Inevitable, really, that a song called “I Drink Wine” would land in the top flight of a “divorced energy” list, but it’s not just the title that gets this one here. This mid-tempo piano track has a “getting up to sing in a bar on a night out that the girlies have brought you on to stop you crying into a Pot Noodle for the fourth night in a row” vibe, and when I hear her singing it I imagine her wearing a plaid shirt and sploshing a glass of Pinot about like Connie Britton in Friday Night Lights. Which is a good aesthetic, really.

3) ‘Love Is a Game’

This full strings, no brakes album closer is less “I am going the fuck through it, get me the mic and a bag of Hummus Chips” and more “I have learned about myself through a deeply traumatic period and have emerged phoenix-like, aware of my strengths and weaknesses, and I am about to give the girls the emotionally measured and but sonically bombastic finale they deserve because I won’t make an album again for another five years”. This feels like the resolution Adele, a true national treasure, deserves.

2) ‘Hold On’

One of the best things about Adele is the candour of her lyrics – on this song, she literally just says “I swear to God, I am such a mess” in what is the prettiest rendering ever uttered of something I have said word for word during a rancid hangover – and this song is testament to that. Divorced, yes; amazing and genuine and actually a bit heartbreaking? Undoubtedly, also yes.

1) ‘To Be Loved’

The most divorced song of Adele’s career, certainly, but also probably the best.
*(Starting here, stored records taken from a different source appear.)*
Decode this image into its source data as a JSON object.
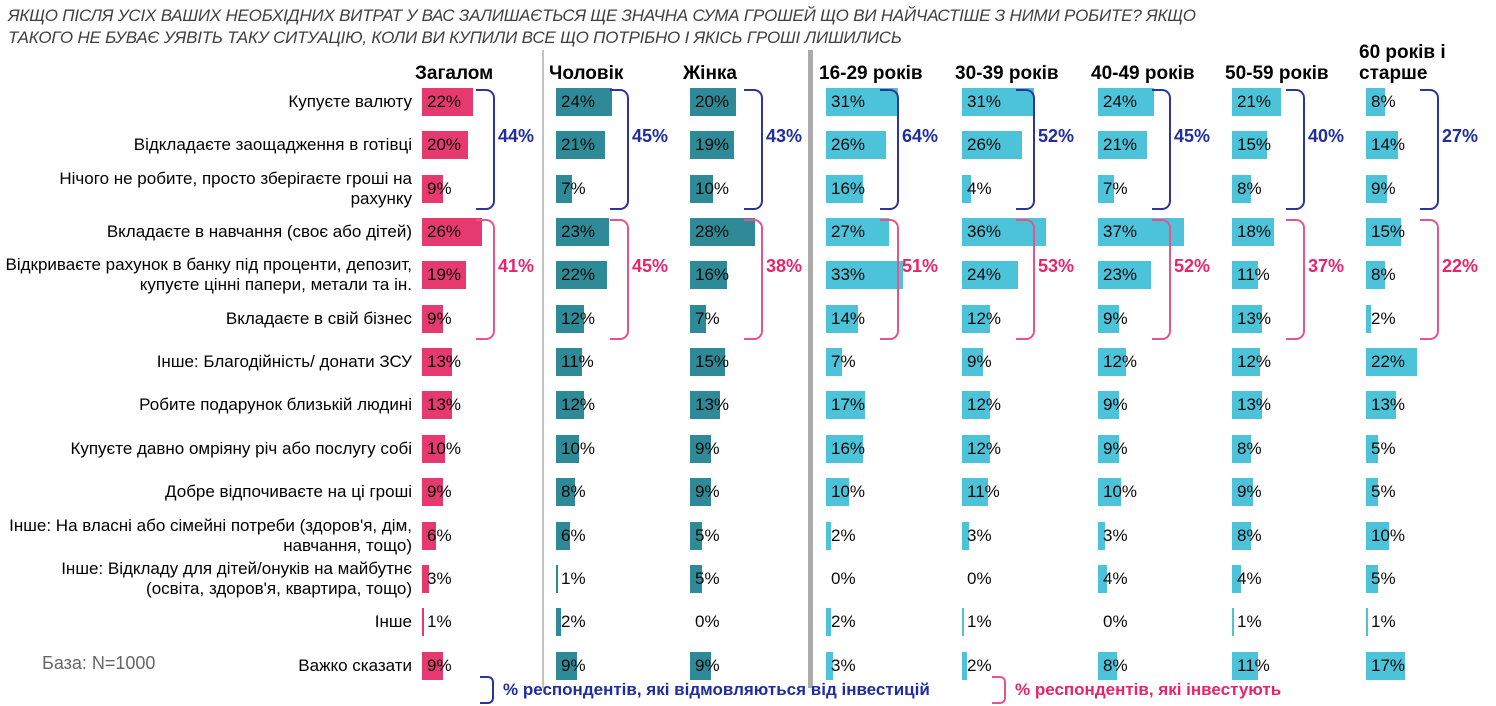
{
  "chart_data": {
    "type": "bar",
    "orientation": "horizontal",
    "title_line1": "ЯКЩО ПІСЛЯ УСІХ ВАШИХ НЕОБХІДНИХ ВИТРАТ У ВАС ЗАЛИШАЄТЬСЯ ЩЕ ЗНАЧНА СУМА ГРОШЕЙ ЩО ВИ НАЙЧАСТІШЕ З НИМИ РОБИТЕ? ЯКЩО",
    "title_line2": "ТАКОГО НЕ БУВАЄ УЯВІТЬ ТАКУ СИТУАЦІЮ, КОЛИ ВИ КУПИЛИ ВСЕ ЩО ПОТРІБНО І ЯКІСЬ ГРОШІ ЛИШИЛИСЬ",
    "base_note": "База: N=1000",
    "value_suffix": "%",
    "xlim": [
      0,
      40
    ],
    "grid": false,
    "categories": [
      "Купуєте валюту",
      "Відкладаєте заощадження в готівці",
      "Нічого не робите, просто зберігаєте гроші на рахунку",
      "Вкладаєте в навчання (своє або дітей)",
      "Відкриваєте рахунок в банку під проценти, депозит, купуєте цінні папери, метали та ін.",
      "Вкладаєте в свій бізнес",
      "Інше: Благодійність/ донати ЗСУ",
      "Робите подарунок близькій людині",
      "Купуєте давно омріяну річ або послугу собі",
      "Добре відпочиваєте на ці гроші",
      "Інше: На власні або сімейні потреби (здоров'я, дім, навчання, тощо)",
      "Інше: Відкладу для дітей/онуків на майбутнє (освіта, здоров'я, квартира, тощо)",
      "Інше",
      "Важко сказати"
    ],
    "series": [
      {
        "name": "Загалом",
        "group": "total",
        "bar_color": "#e5396f",
        "values": [
          22,
          20,
          9,
          26,
          19,
          9,
          13,
          13,
          10,
          9,
          6,
          3,
          1,
          9
        ],
        "refuse_total": 44,
        "invest_total": 41
      },
      {
        "name": "Чоловік",
        "group": "gender",
        "bar_color": "#2e8a96",
        "values": [
          24,
          21,
          7,
          23,
          22,
          12,
          11,
          12,
          10,
          8,
          6,
          1,
          2,
          9
        ],
        "refuse_total": 45,
        "invest_total": 45
      },
      {
        "name": "Жінка",
        "group": "gender",
        "bar_color": "#2e8a96",
        "values": [
          20,
          19,
          10,
          28,
          16,
          7,
          15,
          13,
          9,
          9,
          5,
          5,
          0,
          9
        ],
        "refuse_total": 43,
        "invest_total": 38
      },
      {
        "name": "16-29 років",
        "group": "age",
        "bar_color": "#4cc3d9",
        "values": [
          31,
          26,
          16,
          27,
          33,
          14,
          7,
          17,
          16,
          10,
          2,
          0,
          2,
          3
        ],
        "refuse_total": 64,
        "invest_total": 51
      },
      {
        "name": "30-39 років",
        "group": "age",
        "bar_color": "#4cc3d9",
        "values": [
          31,
          26,
          4,
          36,
          24,
          12,
          9,
          12,
          12,
          11,
          3,
          0,
          1,
          2
        ],
        "refuse_total": 52,
        "invest_total": 53
      },
      {
        "name": "40-49 років",
        "group": "age",
        "bar_color": "#4cc3d9",
        "values": [
          24,
          21,
          7,
          37,
          23,
          9,
          12,
          9,
          9,
          10,
          3,
          4,
          0,
          8
        ],
        "refuse_total": 45,
        "invest_total": 52
      },
      {
        "name": "50-59 років",
        "group": "age",
        "bar_color": "#4cc3d9",
        "values": [
          21,
          15,
          8,
          18,
          11,
          13,
          12,
          13,
          8,
          9,
          8,
          4,
          1,
          11
        ],
        "refuse_total": 40,
        "invest_total": 37
      },
      {
        "name": "60 років і старше",
        "group": "age",
        "bar_color": "#4cc3d9",
        "values": [
          8,
          14,
          9,
          15,
          8,
          2,
          22,
          13,
          5,
          5,
          10,
          5,
          1,
          17
        ],
        "refuse_total": 27,
        "invest_total": 22
      }
    ],
    "brackets": {
      "refuse": {
        "rows": [
          0,
          2
        ],
        "line_color": "#2a35a0",
        "text_color": "#1f2d9e",
        "legend": "% респондентів, які відмовляються від інвестицій"
      },
      "invest": {
        "rows": [
          3,
          5
        ],
        "line_color": "#e8538a",
        "text_color": "#e7246b",
        "legend": "% респондентів, які інвестують"
      }
    },
    "legend_position": "bottom"
  }
}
Everyone I know who saw this video – of Adele sitting on a couch, singing “To Be Loved”, a six-minute epic featuring notes and runs of seismic consequence – reportedly cried as a result. If there is one thing divorce is probably going to make you do, it’s sob uncontrollably!

The recorded version of “To Be Loved” is an initially sparse piano ballad featuring the rawest and most fragile-sounding Adele vocal, featuring some home truths about losing yourself in romantic love. It is a gorgeous, triumphant moment on the album, and the sort of song that will have you packing your boyfriend’s shit up in bin bags and chucking them out the window and onto the pavement with mascara running artfully down your face, even if you’re in a perfectly happy relationship. So, everything you were hoping for, basically!